In short: you can’t measure or improve what you don’t track.
So within contact centers, on the simplest level, this means knowing the average handle time between an agent and customer. From there, given your expectation of how many calls are going to come in and the average handle time per customer, you could figure how many agents you’re going to need on staff in order to meet the demands of the business.
However, if in that math you don’t factor in the emails each agent receives per day, or you’re not factoring in chats or some other type of omnichannel or back-office workload, then your forecast is going to be incredibly inaccurate. And no matter how you try to schedule your staff, your thesis is going to be flawed—which is going to lead to bloated costs and poor service quality. So when you’re doing your forecasting, it’s exceedingly important that you include all the work someone will be responsible for, including exceptions such as breaks, time off, etc.
Automated workforce management applications can handle all of these things.
3. You have to be actively measuring the quality of each customer interaction and setting goals properly.
Whether you’re outsourcing to a contact center or building a staff in-house, you need to be able to measure the effectiveness of your staff.
One way to do this would be having an automated performance management solution that’s looking at each transaction and the interactions the agent has handled, and comparing the key metrics to their peers or other teams within the company. For example, you may have a goal for an agent to handle as many calls as possible, but what if those calls are not resolving the issues for the customers? An agent can very easily answer a call and then hang up and not resolve the issue. On paper, this agent is handling more calls than anyone else. But behind the scenes, they are giving customers a terrible experience.
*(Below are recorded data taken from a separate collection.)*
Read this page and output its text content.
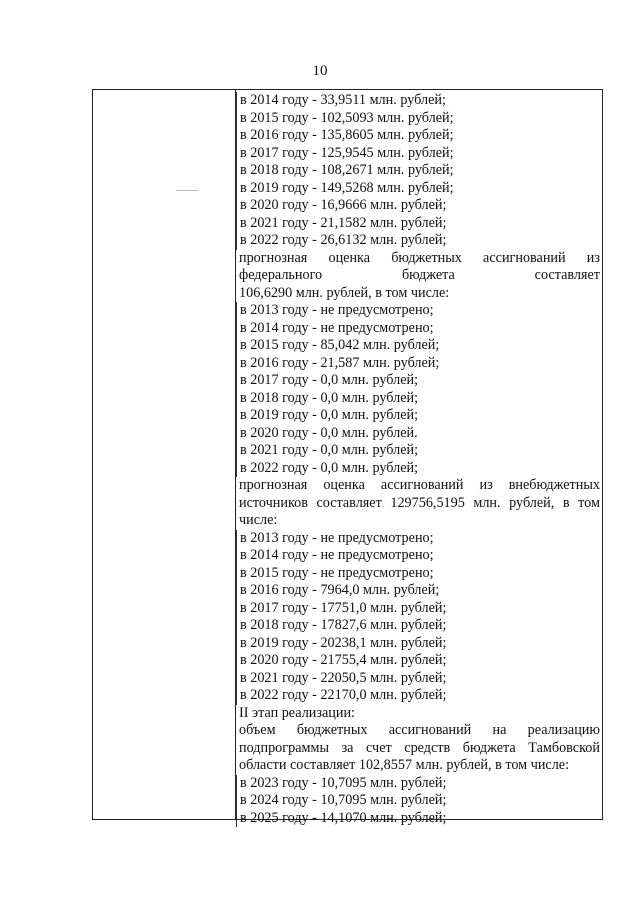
10
в 2014 году - 33,9511 млн. рублей;
в 2015 году - 102,5093 млн. рублей;
в 2016 году - 135,8605 млн. рублей;
в 2017 году - 125,9545 млн. рублей;
в 2018 году - 108,2671 млн. рублей;
в 2019 году - 149,5268 млн. рублей;
в 2020 году - 16,9666 млн. рублей;
в 2021 году - 21,1582 млн. рублей;
в 2022 году - 26,6132 млн. рублей;
прогнозная оценка бюджетных ассигнований из
федерального	бюджета	составляет
106,6290 млн. рублей, в том числе:
в 2013 году - не предусмотрено;
в 2014 году - не предусмотрено;
в 2015 году - 85,042 млн. рублей;
в 2016 году - 21,587 млн. рублей;
в 2017 году - 0,0 млн. рублей;
в 2018 году - 0,0 млн. рублей;
в 2019 году - 0,0 млн. рублей;
в 2020 году - 0,0 млн. рублей.
в 2021 году - 0,0 млн. рублей;
в 2022 году - 0,0 млн. рублей;
прогнозная оценка ассигнований из внебюджетных
источников составляет 129756,5195 млн. рублей, в том
числе:
в 2013 году - не предусмотрено;
в 2014 году - не предусмотрено;
в 2015 году - не предусмотрено;
в 2016 году - 7964,0 млн. рублей;
в 2017 году - 17751,0 млн. рублей;
в 2018 году - 17827,6 млн. рублей;
в 2019 году - 20238,1 млн. рублей;
в 2020 году - 21755,4 млн. рублей;
в 2021 году - 22050,5 млн. рублей;
в 2022 году - 22170,0 млн. рублей;
II этап реализации:
объем бюджетных ассигнований на реализацию
подпрограммы за счет средств бюджета Тамбовской
области составляет 102,8557 млн. рублей, в том числе:
в 2023 году - 10,7095 млн. рублей;
в 2024 году - 10,7095 млн. рублей;
в 2025 году - 14,1070 млн. рублей;
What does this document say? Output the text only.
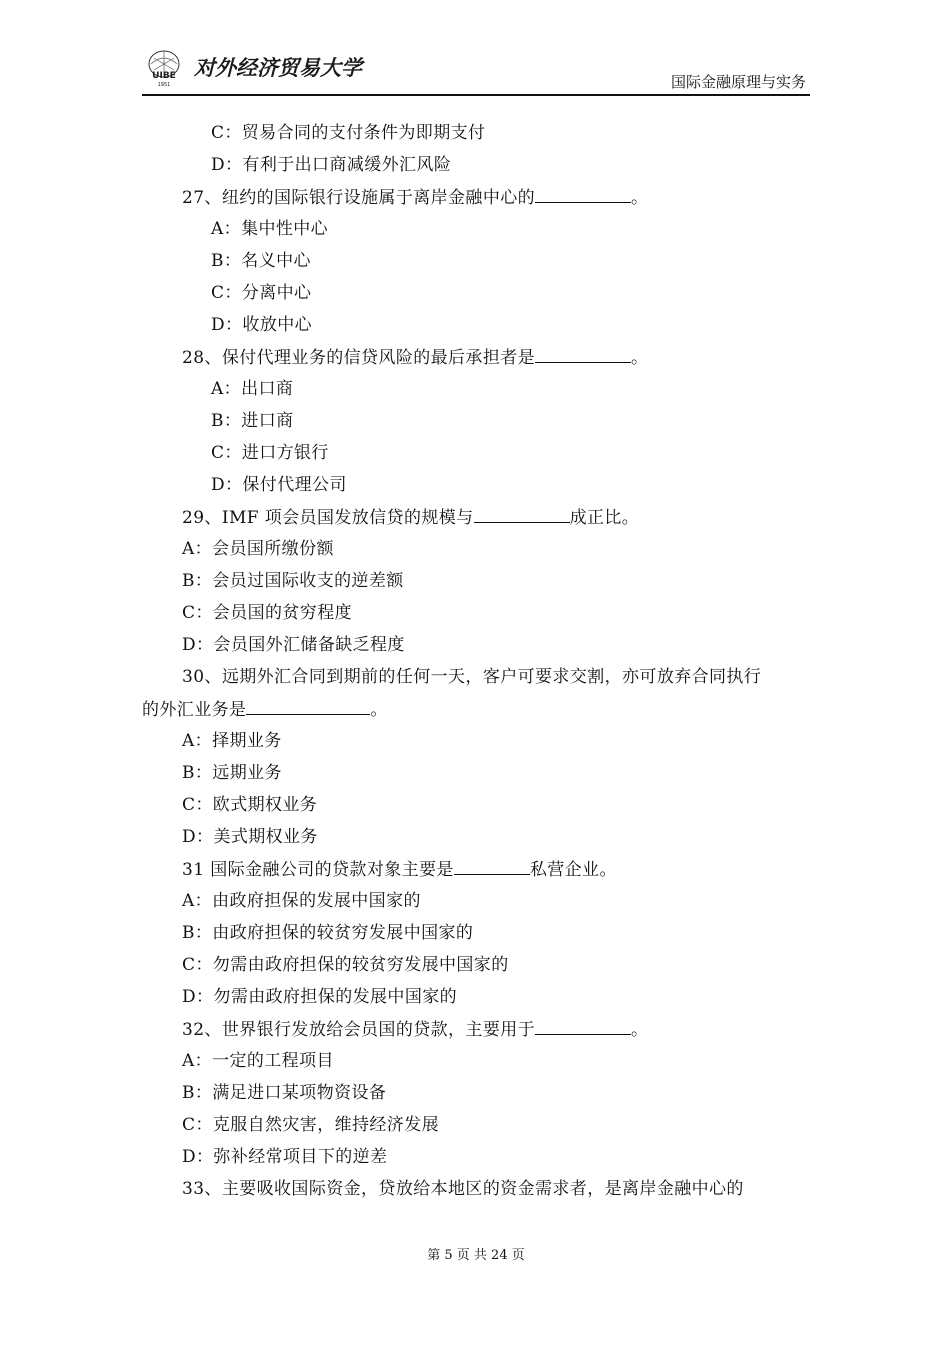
UIBE
1951
对外经济贸易大学
国际金融原理与实务
C：贸易合同的支付条件为即期支付
D：有利于出口商减缓外汇风险
27、纽约的国际银行设施属于离岸金融中心的	。
A：集中性中心
B：名义中心
C：分离中心
D：收放中心
28、保付代理业务的信贷风险的最后承担者是	。
A：出口商
B：进口商
C：进口方银行
D：保付代理公司
29、IMF 项会员国发放信贷的规模与	成正比。
A：会员国所缴份额
B：会员过国际收支的逆差额
C：会员国的贫穷程度
D：会员国外汇储备缺乏程度
30、远期外汇合同到期前的任何一天，客户可要求交割，亦可放弃合同执行
的外汇业务是	。
A：择期业务
B：远期业务
C：欧式期权业务
D：美式期权业务
31 国际金融公司的贷款对象主要是	私营企业。
A：由政府担保的发展中国家的
B：由政府担保的较贫穷发展中国家的
C：勿需由政府担保的较贫穷发展中国家的
D：勿需由政府担保的发展中国家的
32、世界银行发放给会员国的贷款，主要用于	。
A：一定的工程项目
B：满足进口某项物资设备
C：克服自然灾害，维持经济发展
D：弥补经常项目下的逆差
33、主要吸收国际资金，贷放给本地区的资金需求者，是离岸金融中心的
第 5 页 共 24 页
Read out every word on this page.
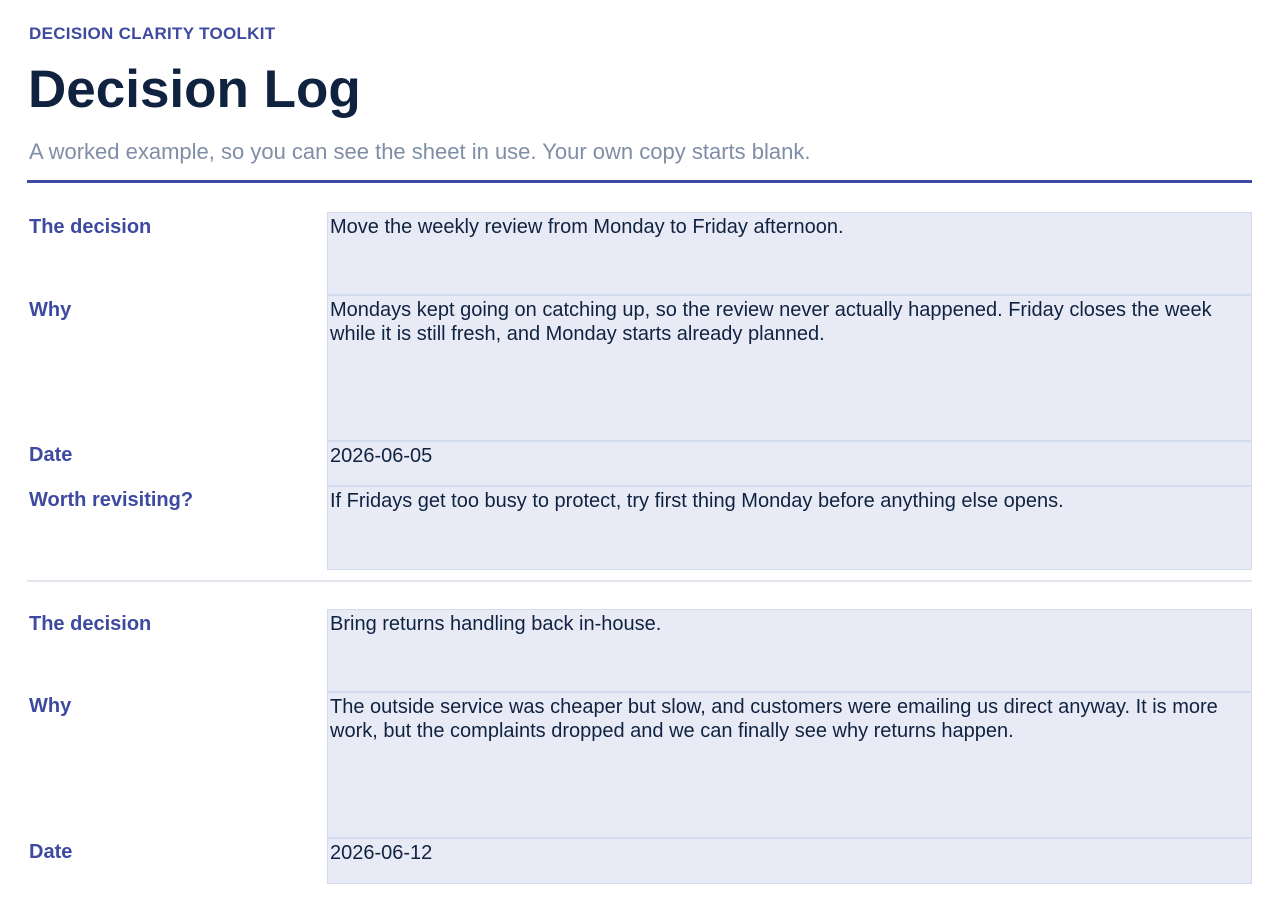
DECISION CLARITY TOOLKIT
Decision Log
A worked example, so you can see the sheet in use. Your own copy starts blank.
The decision	Move the weekly review from Monday to Friday afternoon.
Why	Mondays kept going on catching up, so the review never actually happened. Friday closes the week while it is still fresh, and Monday starts already planned.
Date	2026-06-05
Worth revisiting?	If Fridays get too busy to protect, try first thing Monday before anything else opens.
The decision	Bring returns handling back in-house.
Why	The outside service was cheaper but slow, and customers were emailing us direct anyway. It is more work, but the complaints dropped and we can finally see why returns happen.
Date	2026-06-12
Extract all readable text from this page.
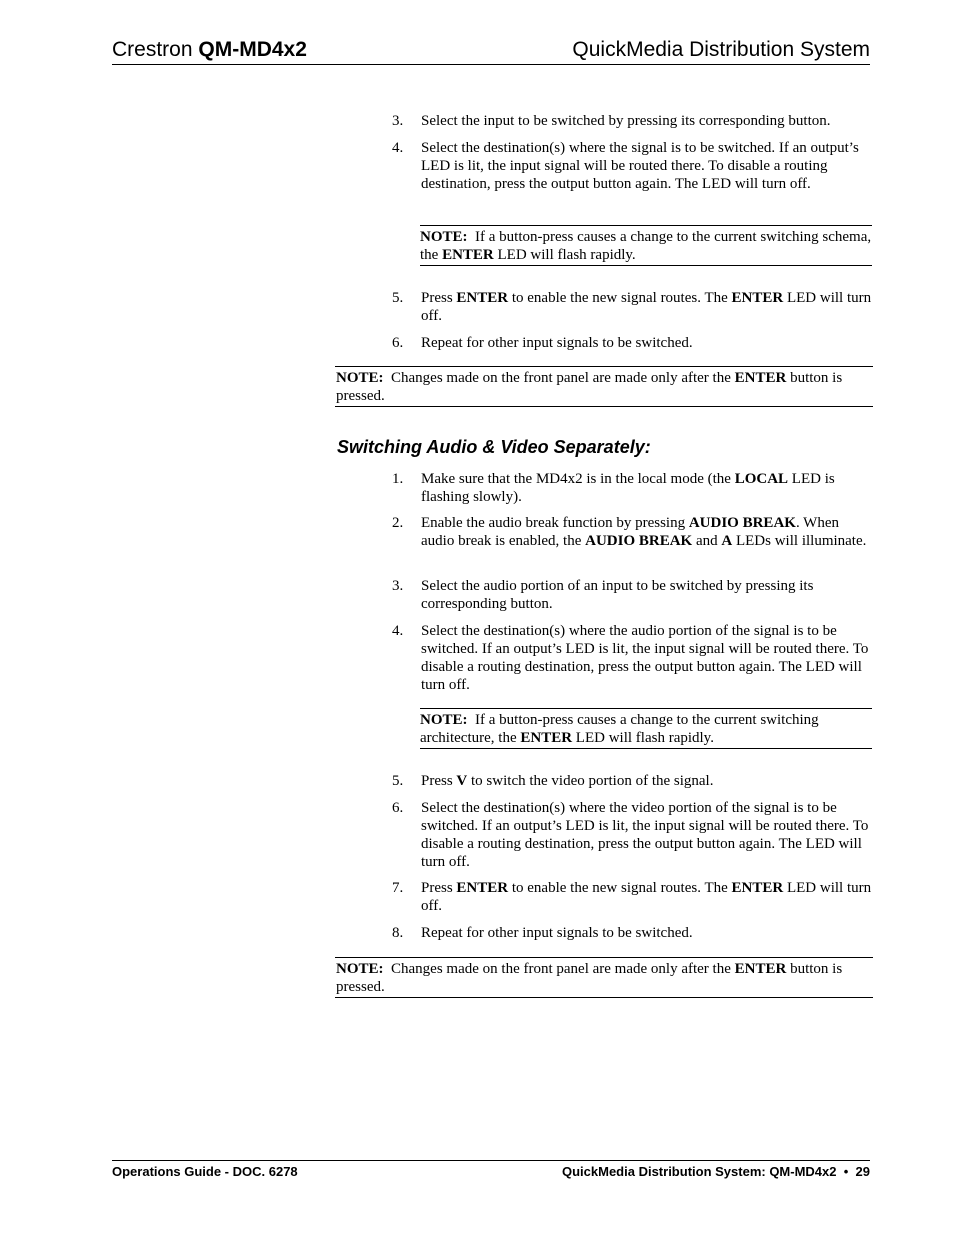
Crestron QM-MD4x2	QuickMedia Distribution System
3.	Select the input to be switched by pressing its corresponding button.
4.	Select the destination(s) where the signal is to be switched. If an output’s LED is lit, the input signal will be routed there. To disable a routing destination, press the output button again. The LED will turn off.
NOTE:  If a button-press causes a change to the current switching schema, the ENTER LED will flash rapidly.
5.	Press ENTER to enable the new signal routes. The ENTER LED will turn off.
6.	Repeat for other input signals to be switched.
NOTE:  Changes made on the front panel are made only after the ENTER button is pressed.
Switching Audio & Video Separately:
1.	Make sure that the MD4x2 is in the local mode (the LOCAL LED is flashing slowly).
2.	Enable the audio break function by pressing AUDIO BREAK. When audio break is enabled, the AUDIO BREAK and A LEDs will illuminate.
3.	Select the audio portion of an input to be switched by pressing its corresponding button.
4.	Select the destination(s) where the audio portion of the signal is to be switched. If an output’s LED is lit, the input signal will be routed there. To disable a routing destination, press the output button again. The LED will turn off.
NOTE:  If a button-press causes a change to the current switching architecture, the ENTER LED will flash rapidly.
5.	Press V to switch the video portion of the signal.
6.	Select the destination(s) where the video portion of the signal is to be switched. If an output’s LED is lit, the input signal will be routed there. To disable a routing destination, press the output button again. The LED will turn off.
7.	Press ENTER to enable the new signal routes. The ENTER LED will turn off.
8.	Repeat for other input signals to be switched.
NOTE:  Changes made on the front panel are made only after the ENTER button is pressed.
Operations Guide - DOC. 6278	QuickMedia Distribution System: QM-MD4x2 • 29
This is why it’s so important to set goals properly, and understanding what you’re really trying to accomplish. This usually means giving agents a range and letting them know that while speed is a metric, so is service level—and showing them how both will be measured.
Now, the last thing I’ll share here is that contact centers are constantly evolving.
That’s why they’re called “contact centers” and not just “call centers.” Especially today, older generations may still prefer to call businesses directly and talk through an issue over the phone, but younger generations are looking to get in touch using other channels such as text messaging or social media. They don’t want to call. So being flexible enough to interact and track all different types of communication channels is becoming increasingly important for businesses.
This way, no matter what channel the request comes in, your business can either handle it in-house or outsource it to the proper contact center.